ほかには“お手伝い手当”もあります。一般的な会社では、上に立つ人ほど役職に応じた手当てがつきますよね。けれど、人の上に立つのは苦手でも、みんなが働きやすいよう自主的にお手伝いをしてくれる人がいます。車の点検をしてくれる人、朝からみそ汁椀の蓋をしてくれる人、朝礼で元気なかけ声をかけてくれる人……。

それぞれが、自分の得意なことを活かして頑張っている。その頑張りに報いることができるよう、私もさまざまな改善に取り組んでいるところです。

創業者である父がくれた
「お客様の喜びが先、儲けはあと」の教え

みやこ食品は私の父が築いた会社です。

父はよく、「お客様の喜びが先、儲けはあと」と言っていました。正直言うと、若い頃は「そんなの綺麗ごとだろう」と思っていましたよ(笑)。しかし、いざ自分が社長をやってみると、本当にその通りだった。お客様が喜んでくれると、利益はあとからついてくるんです。
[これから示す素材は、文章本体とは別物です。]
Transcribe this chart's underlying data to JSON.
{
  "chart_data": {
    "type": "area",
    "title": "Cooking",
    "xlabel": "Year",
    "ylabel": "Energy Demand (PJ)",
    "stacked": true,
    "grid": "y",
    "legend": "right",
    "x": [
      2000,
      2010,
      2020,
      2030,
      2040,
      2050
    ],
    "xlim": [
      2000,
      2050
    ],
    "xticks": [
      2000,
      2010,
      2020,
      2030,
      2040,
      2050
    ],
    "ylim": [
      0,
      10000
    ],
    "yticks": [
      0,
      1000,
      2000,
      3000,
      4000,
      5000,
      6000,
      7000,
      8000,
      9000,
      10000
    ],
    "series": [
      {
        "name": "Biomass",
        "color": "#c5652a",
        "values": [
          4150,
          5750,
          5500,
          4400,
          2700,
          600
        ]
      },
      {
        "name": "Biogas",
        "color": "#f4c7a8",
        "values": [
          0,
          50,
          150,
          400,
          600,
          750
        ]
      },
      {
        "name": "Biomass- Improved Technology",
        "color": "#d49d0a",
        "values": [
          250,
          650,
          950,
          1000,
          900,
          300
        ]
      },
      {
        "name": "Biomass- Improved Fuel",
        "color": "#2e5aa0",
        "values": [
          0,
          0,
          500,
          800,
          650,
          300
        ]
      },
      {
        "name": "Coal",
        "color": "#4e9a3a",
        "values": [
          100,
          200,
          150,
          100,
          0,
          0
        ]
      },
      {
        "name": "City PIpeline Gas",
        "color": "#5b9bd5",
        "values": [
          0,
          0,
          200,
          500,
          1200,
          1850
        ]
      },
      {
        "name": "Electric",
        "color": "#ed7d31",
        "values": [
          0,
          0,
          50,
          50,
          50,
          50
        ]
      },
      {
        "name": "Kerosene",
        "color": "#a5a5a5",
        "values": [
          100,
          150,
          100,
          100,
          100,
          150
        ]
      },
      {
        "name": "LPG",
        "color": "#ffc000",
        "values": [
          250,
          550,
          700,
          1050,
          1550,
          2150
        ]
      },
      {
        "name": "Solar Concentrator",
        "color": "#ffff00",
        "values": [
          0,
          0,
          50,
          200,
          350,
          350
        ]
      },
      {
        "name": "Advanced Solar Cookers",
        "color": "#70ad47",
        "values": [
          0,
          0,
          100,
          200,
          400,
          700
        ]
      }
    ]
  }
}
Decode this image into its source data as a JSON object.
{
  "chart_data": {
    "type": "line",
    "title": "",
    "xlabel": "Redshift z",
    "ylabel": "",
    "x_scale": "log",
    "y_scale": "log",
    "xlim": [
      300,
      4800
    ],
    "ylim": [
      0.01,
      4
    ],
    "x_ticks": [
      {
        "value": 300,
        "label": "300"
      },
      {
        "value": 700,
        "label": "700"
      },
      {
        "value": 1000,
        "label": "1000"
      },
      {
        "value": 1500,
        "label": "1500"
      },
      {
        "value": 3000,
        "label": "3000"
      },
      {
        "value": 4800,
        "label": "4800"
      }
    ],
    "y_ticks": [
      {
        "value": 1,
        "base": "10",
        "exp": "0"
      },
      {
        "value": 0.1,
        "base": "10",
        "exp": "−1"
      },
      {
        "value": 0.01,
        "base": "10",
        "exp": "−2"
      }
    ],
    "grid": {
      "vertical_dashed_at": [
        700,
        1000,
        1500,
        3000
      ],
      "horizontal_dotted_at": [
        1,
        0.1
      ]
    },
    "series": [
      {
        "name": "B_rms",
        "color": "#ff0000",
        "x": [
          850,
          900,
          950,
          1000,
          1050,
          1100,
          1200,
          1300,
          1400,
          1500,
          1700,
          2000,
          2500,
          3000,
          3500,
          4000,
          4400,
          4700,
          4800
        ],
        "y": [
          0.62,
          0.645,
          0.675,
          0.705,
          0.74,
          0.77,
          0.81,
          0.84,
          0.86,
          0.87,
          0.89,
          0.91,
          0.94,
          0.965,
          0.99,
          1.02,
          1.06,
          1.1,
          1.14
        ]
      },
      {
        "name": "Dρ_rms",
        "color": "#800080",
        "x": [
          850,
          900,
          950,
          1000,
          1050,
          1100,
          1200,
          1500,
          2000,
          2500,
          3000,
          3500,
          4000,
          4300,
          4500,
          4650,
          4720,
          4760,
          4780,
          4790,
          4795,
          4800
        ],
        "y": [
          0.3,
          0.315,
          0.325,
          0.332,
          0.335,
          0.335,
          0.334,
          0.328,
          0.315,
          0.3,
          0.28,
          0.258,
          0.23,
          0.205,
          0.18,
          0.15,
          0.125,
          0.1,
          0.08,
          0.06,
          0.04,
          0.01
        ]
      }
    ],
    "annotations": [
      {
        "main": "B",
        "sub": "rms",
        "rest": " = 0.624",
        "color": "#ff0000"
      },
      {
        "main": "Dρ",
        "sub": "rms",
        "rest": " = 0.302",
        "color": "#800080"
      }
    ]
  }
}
たとえば、15年ほど前に「ホット&コールドシステム」を導入しました。温かいおかずは温かいまま、冷たいおかずは冷たいままお届けするシステムです。最初は赤字でしたよ。厨房に大きな温蔵庫を設置し、車中も冷暖房をつけっぱなしのため、コストがかかるんですね。それでも、お客様に温かいご飯を食べてほしい。その一心で続けていたら、やがて軌道に乗りました。

また、お客様の誕生日にはバースデーカードをお渡ししています。内容は、誕生日のお祝いと、「皆様の過去のご苦労のおかげで今がある」ことへの感謝です。

あるお客様はお電話口で、「カードを読んで、戦死した父と弟を思い出しました。ありがとうございます」と涙ながらに仰いました。その言葉に、私たちも感無量になりました。お客様にお礼を言われると、私たちはますますこの仕事に誇りを持つことができます。

お客様の喜びが最優先。そして、お客様の喜びのためには、従業員が幸福であることが不可欠。

このことを胸に刻み、今も日々、お客様と従業員に学ばせてもらっています。